Pregón motorizado. Primo del que lanza desde su vehículo el
tío de las naranjas que canta las excelencias y el buen precio
de las guachintonas. Va el altavoz anunciando la llegada del
tapicero, repitiendo la grabación de la cinta de locución,
como cuando en la feria pasan anunciando el circo o como en las
playas turísticas pasa el cartel sonoro de la corrida de toros.
Tanto repite el altavoz el pregón del tapicero, una y otra vez,
que hasta puedes contar sus sílabas y echar en falta lo que no
tiene: la música de un cante. Pero debería tenerlo. Porque una
y otra vez, insistentemente, con machaconeo de márquetin, va
repitiendo la cinta grabada en el altavoz:
Ha llegado a esta ciudad
el camión del tapicero...
Esto que, escrito así, en
verso octosílabo, es el arranque de una copla, lo va diciendo
el altavoz del tapicero en una prosa de guía comercial, de
anuncios de la madrugada de las televisiones locales. Pero lo
repite tanto, que le acabo cogiendo la medida. Y me suena a
pregón gaditano de Macandé con sus caramelos de Vicente
Pastor. A pregón malagueño de los boquerones de plata de
Angelillo. Al pregón del macetero de Antonio Molina.

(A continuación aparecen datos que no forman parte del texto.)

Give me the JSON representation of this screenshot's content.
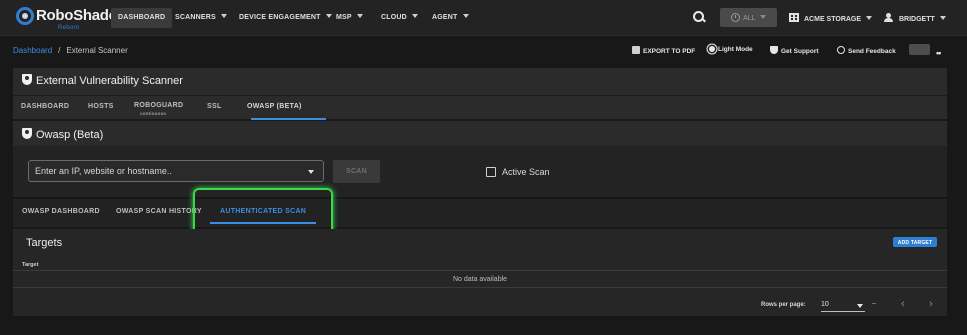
{
  "app": {
    "logo_text": "RoboShadow",
    "logo_sub": "Reborn",
    "nav": [
      {
        "label": "DASHBOARD"
      },
      {
        "label": "SCANNERS"
      },
      {
        "label": "DEVICE ENGAGEMENT"
      },
      {
        "label": "MSP"
      },
      {
        "label": "CLOUD"
      },
      {
        "label": "AGENT"
      }
    ],
    "history_select": "ALL",
    "org": "ACME STORAGE",
    "user": "BRIDGETT"
  },
  "breadcrumb": {
    "home": "Dashboard",
    "separator": "/",
    "current": "External Scanner"
  },
  "toolbar": {
    "export_pdf": "EXPORT TO PDF",
    "light_mode": "Light Mode",
    "get_support": "Get Support",
    "send_feedback": "Send Feedback"
  },
  "scanner": {
    "title": "External Vulnerability Scanner",
    "tabs": [
      {
        "label": "DASHBOARD"
      },
      {
        "label": "HOSTS"
      },
      {
        "label": "ROBOGUARD",
        "sub": "continuous"
      },
      {
        "label": "SSL"
      },
      {
        "label": "OWASP (BETA)"
      }
    ],
    "active_tab": "OWASP (BETA)"
  },
  "owasp": {
    "title": "Owasp (Beta)",
    "target_placeholder": "Enter an IP, website or hostname..",
    "scan_button": "SCAN",
    "active_scan_label": "Active Scan",
    "active_scan_checked": false,
    "tabs": [
      {
        "label": "OWASP DASHBOARD"
      },
      {
        "label": "OWASP SCAN HISTORY"
      },
      {
        "label": "AUTHENTICATED SCAN"
      }
    ],
    "active_tab": "AUTHENTICATED SCAN"
  },
  "targets": {
    "title": "Targets",
    "add_button": "ADD TARGET",
    "columns": [
      "Target"
    ],
    "empty_text": "No data available",
    "rows_per_page_label": "Rows per page:",
    "rows_per_page": "10",
    "range": "–"
  },
  "colors": {
    "accent": "#3a8ee6",
    "highlight": "#39d94a",
    "background": "#181818"
  }
}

Sí, oigo a Antonio Molina poniéndole música a esa prosa
publicitaria a la que falta la melodía. Suena a Antonio Molina:
"Abrid, niñas, los
balcones,/ que ya está aquí el tapicero,/ que todos los
butacones/te tapiza con esmero./Yo te tapizo el tresillo/ y lo
dejo con un brillo/que parece de albahaca./ Y lo mismo esa
butaca/te la forro de un escai,/ que da el pego aquí y en Cai,/
¡parece cuero de vaca!"
Pero el tapicero no canta.
Tenían que ser gitanitos los tapiceros de la furgoneta, vería
usted qué cante se echaban, a compás. O tenían que ser del
Viso del Alcor, más payos que un olivo, pero que con ese
arranque harían sonar el pregón por milongas, por colombianas,
por la fábrica de azúcar que Pepe Marchena
tenía en su voz. El tapicero, ay, no canta. Da el cante por El
Corte Inglés, dice que si la maría no queda satisfecha con el
escai le devuelven su dinero, y que todos los trabajos tienen
tres meses de garantía. ¿Cómo se puede echar un pregón come
escrito por la Oficina del Consumidor? ¡Qué poco lirismo!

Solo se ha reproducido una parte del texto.